= Hildward Croes =

Hildward Leonil Croes (September 7, 1962 – December 17, 2014) was an Aruban musician, composer, arranger and three-time Grammy Award nominee. He had one son, Angelo Kock, and two daughters, Hilyann Croes and Natusha Croes. He also had a grandchild named Kayden Kock.

Croes was born on the Caribbean island of Aruba (at the time part of the Netherlands Antilles) and began performing at a young age as a keyboardist with different bands.
With Cryptus Confession he recorded an album of original compositions in 1979 which included the number one song "Love Dream".

==Education==
Croes moved to the United States in the early 1980s to study music at Berklee College of Music in Boston.

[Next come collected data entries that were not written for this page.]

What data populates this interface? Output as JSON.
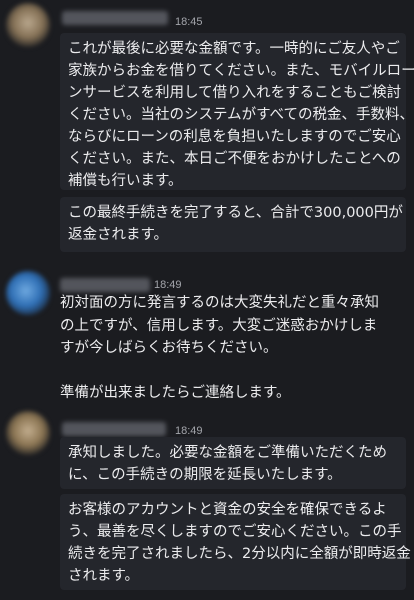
{
  "messages": [
    {
      "time": "18:45",
      "bubbles": [
        [
          "これが最後に必要な金額です。一時的にご友人やご",
          "家族からお金を借りてください。また、モバイルロー",
          "ンサービスを利用して借り入れをすることもご検討",
          "ください。当社のシステムがすべての税金、手数料、",
          "ならびにローンの利息を負担いたしますのでご安心",
          "ください。また、本日ご不便をおかけしたことへの",
          "補償も行います。"
        ],
        [
          "この最終手続きを完了すると、合計で300,000円が",
          "返金されます。"
        ]
      ]
    },
    {
      "time": "18:49",
      "lines": [
        "初対面の方に発言するのは大変失礼だと重々承知",
        "の上ですが、信用します。大変ご迷惑おかけしま",
        "すが今しばらくお待ちください。",
        "",
        "準備が出来ましたらご連絡します。"
      ]
    },
    {
      "time": "18:49",
      "bubbles": [
        [
          "承知しました。必要な金額をご準備いただくため",
          "に、この手続きの期限を延長いたします。"
        ],
        [
          "お客様のアカウントと資金の安全を確保できるよ",
          "う、最善を尽くしますのでご安心ください。この手",
          "続きを完了されましたら、2分以内に全額が即時返金",
          "されます。"
        ]
      ]
    }
  ]
}
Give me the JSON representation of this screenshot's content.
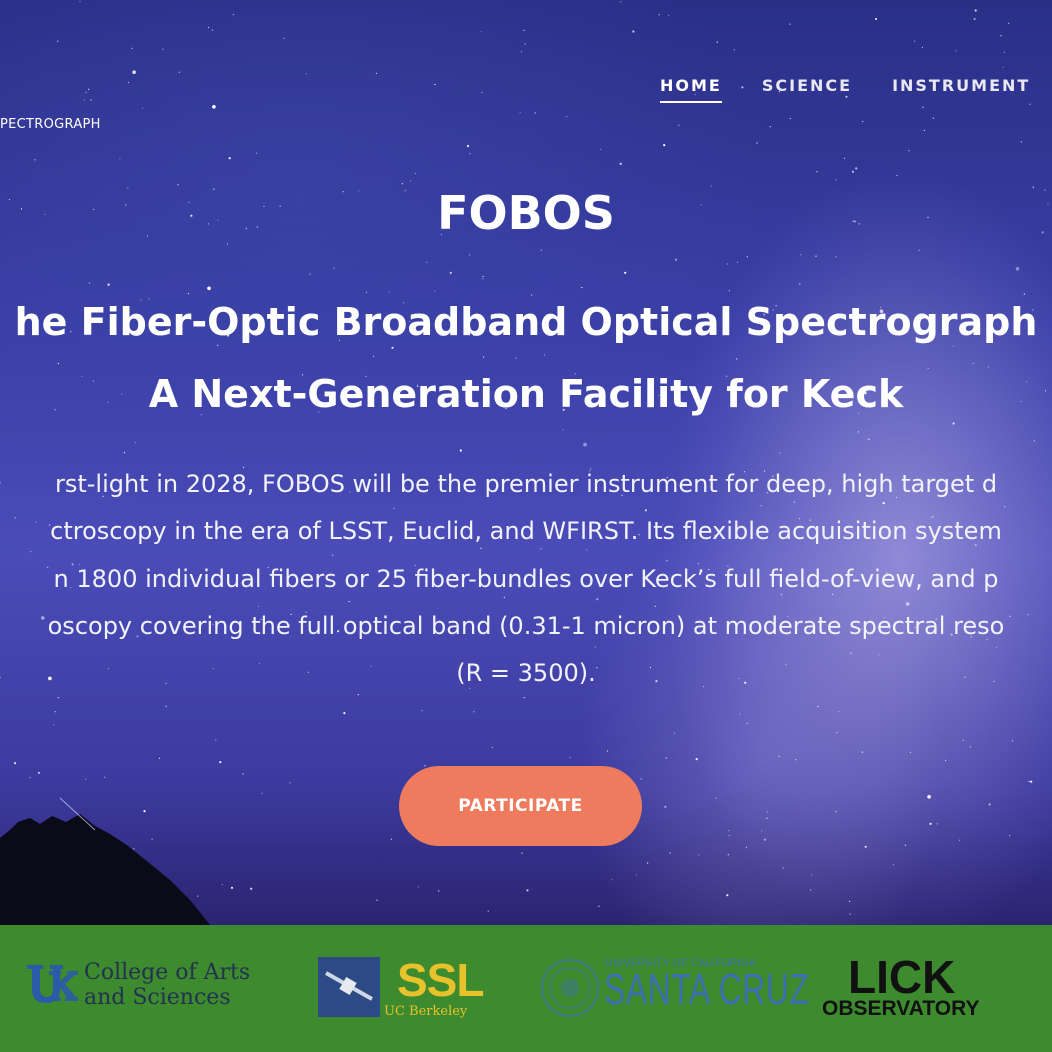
{
  "header": {
    "brand_fragment": "PECTROGRAPH",
    "nav": [
      {
        "label": "HOME",
        "active": true
      },
      {
        "label": "SCIENCE",
        "active": false
      },
      {
        "label": "INSTRUMENT",
        "active": false
      }
    ]
  },
  "hero": {
    "title": "FOBOS",
    "subtitle_line1": "he Fiber-Optic Broadband Optical Spectrograph",
    "subtitle_line2": "A Next-Generation Facility for Keck",
    "description_lines": [
      "rst-light in 2028, FOBOS will be the premier instrument for deep, high target d",
      "ctroscopy in the era of LSST, Euclid, and WFIRST. Its flexible acquisition system",
      "n 1800 individual fibers or 25 fiber-bundles over Keck’s full field-of-view, and p",
      "oscopy covering the full optical band (0.31-1 micron) at moderate spectral reso",
      "(R = 3500)."
    ],
    "cta_label": "PARTICIPATE"
  },
  "footer": {
    "logos": {
      "uk": {
        "line1": "College of Arts",
        "line2": "and Sciences",
        "mark": "UK"
      },
      "ssl": {
        "main": "SSL",
        "sub": "UC Berkeley"
      },
      "ucsc": {
        "small": "UNIVERSITY OF CALIFORNIA",
        "big": "SANTA CRUZ"
      },
      "lick": {
        "main": "LICK",
        "sub": "OBSERVATORY"
      }
    }
  },
  "colors": {
    "cta": "#ee7b5d",
    "footer_bg": "#3d8a2f",
    "sky": "#3a3fa6"
  }
}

After obtaining his bachelor's degree, he continued his graduate studies at Bowling Green State University in Ohio where he obtained his Master of Music degree in 1988.

==Musical Achievements==
In 1989 he was contracted by Wilfrido Vargas with whom he toured the world and earned a Grammy nomination for his contribution as co-producer on the album Animación. In the late 1990s he joined Juan Luis Guerra & 440 as a keyboardist and programmer and performed concerts throughout North, Central, South America, as well as the Caribbean and parts of Europe. He then went on to join Chichi Peralta & Son Familia in 1997 and won a Latin Grammy for best Merengue album in 2001 with ...De Vuelta Al Barrio. In 2006, he earned a Latin Grammy nomination for best Merengue album with Mas Que Suficiente on which he made musical arrangements and played the accordion, piano, and keyboards. He won numerous awards and prizes in his native Aruba and owned a production company and recording studio.